Assemblyman Dave Elder (D-Carson) who co-authored the bill with a half dozen other Los Angeles-area legislators, said the law “goes a long way toward stopping that kind of thing from happening. . . . The people won one this time.”
Wilson’s approval is the second public rebuke of the county by state officials over the pension issue this year.
In May, Wilson signed legislation aimed at eliminating one of the legal justifications used by the county for raising the pensions of top administrators by 19%. State officials said the county had misinterpreted an obscure state law when it included fringe benefits in pension calculations. “The new law will prevent abuse of county pension plans at the expense of taxpayers,” Wilson said in signing the earlier measure.
The pension rules also were criticized by the County Grand Jury, which concluded that the increases represent “the height of fiscal irresponsibility.” Two of the state’s largest taxpayer groups have filed a lawsuit demanding that the Board of Supervisors rescind the rules.
County officials have said that the pension changes cannot be legally reversed.
The legislation signed into law Tuesday requires the county boards of supervisors to give at least 72 hours notice of any changes in salary or benefit changes.
The measure also requires that an enrolled actuary prepare an estimate of the impact of salary and benefit changes on pension funds.
The law specifically allows the Los Angeles County retirement board to obtain outside legal counsel, rather than rely on the county counsel. Elder said the county counsel could have a conflict of interest. “The county counsel is opining on these issues (pension benefits) but is also benefiting from them,” Elder said.
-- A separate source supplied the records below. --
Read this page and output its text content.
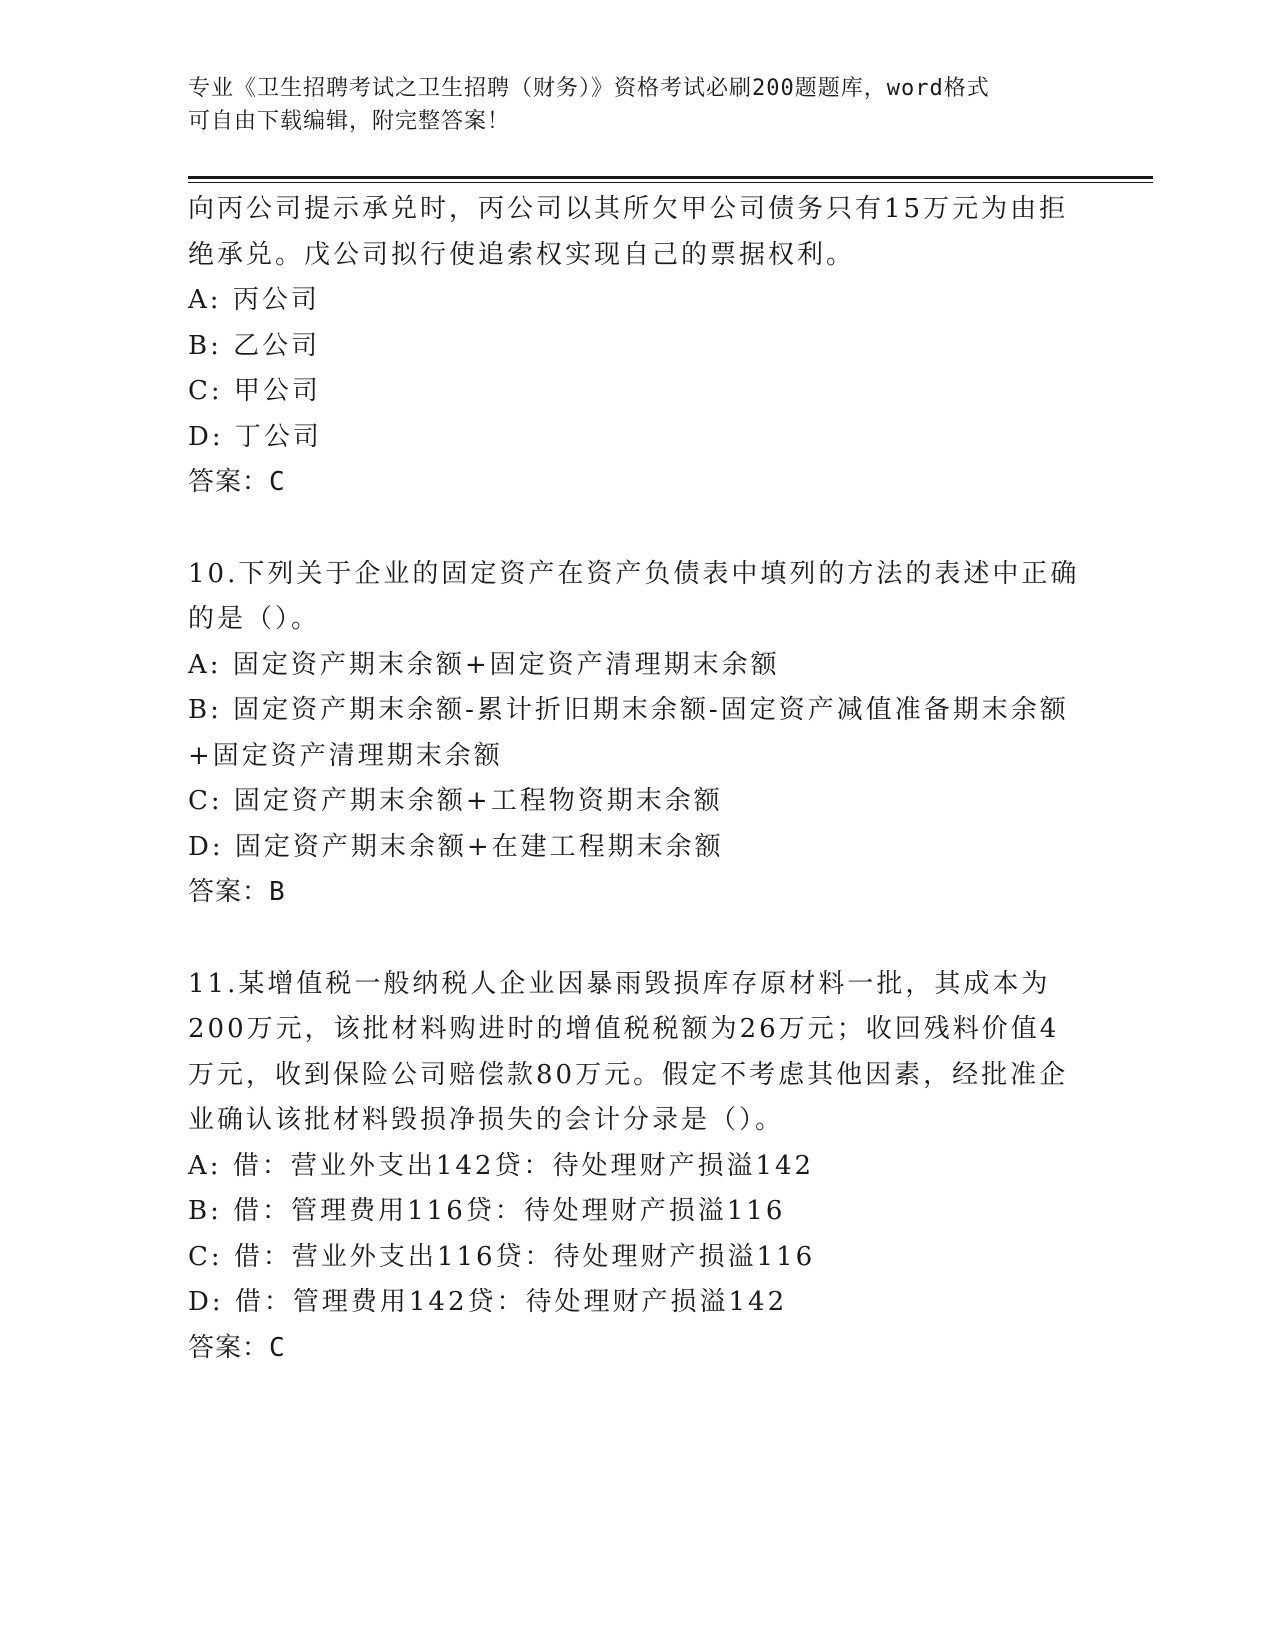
专业《卫生招聘考试之卫生招聘（财务）》资格考试必刷200题题库，word格式
可自由下载编辑，附完整答案！
向丙公司提示承兑时，丙公司以其所欠甲公司债务只有15万元为由拒
绝承兑。戊公司拟行使追索权实现自己的票据权利。
A: 丙公司
B: 乙公司
C: 甲公司
D: 丁公司
答案：C
10.下列关于企业的固定资产在资产负债表中填列的方法的表述中正确
的是（）。
A: 固定资产期末余额+固定资产清理期末余额
B: 固定资产期末余额-累计折旧期末余额-固定资产减值准备期末余额
+固定资产清理期末余额
C: 固定资产期末余额+工程物资期末余额
D: 固定资产期末余额+在建工程期末余额
答案：B
11.某增值税一般纳税人企业因暴雨毁损库存原材料一批，其成本为
200万元，该批材料购进时的增值税税额为26万元；收回残料价值4
万元，收到保险公司赔偿款80万元。假定不考虑其他因素，经批准企
业确认该批材料毁损净损失的会计分录是（）。
A: 借：营业外支出142贷：待处理财产损溢142
B: 借：管理费用116贷：待处理财产损溢116
C: 借：营业外支出116贷：待处理财产损溢116
D: 借：管理费用142贷：待处理财产损溢142
答案：C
The pension controversy has become a major election year issue.
Supervisor Deane Dana, in a hotly contested runoff with Rolling Hills Mayor Gordana Swanson, has been lambasted for allowing the bureaucracy to implement expensive programs such as the pension rule changes.
Dana, who initially supported the pension rules implemented by County Chief Administrative Officer Richard B. Dixon, later called for Dixon’s resignation. Dana could not be reached on Tuesday for comment on the governor’s action, but a spokesman said the supervisor supports the new law.
Gary South, campaign manager for Swanson said, the new law is good news.
But he added, “Keep in mind that this Board of Supervisors and its cadre of bureaucrats have made a science of keeping the public out of decisions. They get round it any way they can. It’s an attitude problem, not a legal problem.”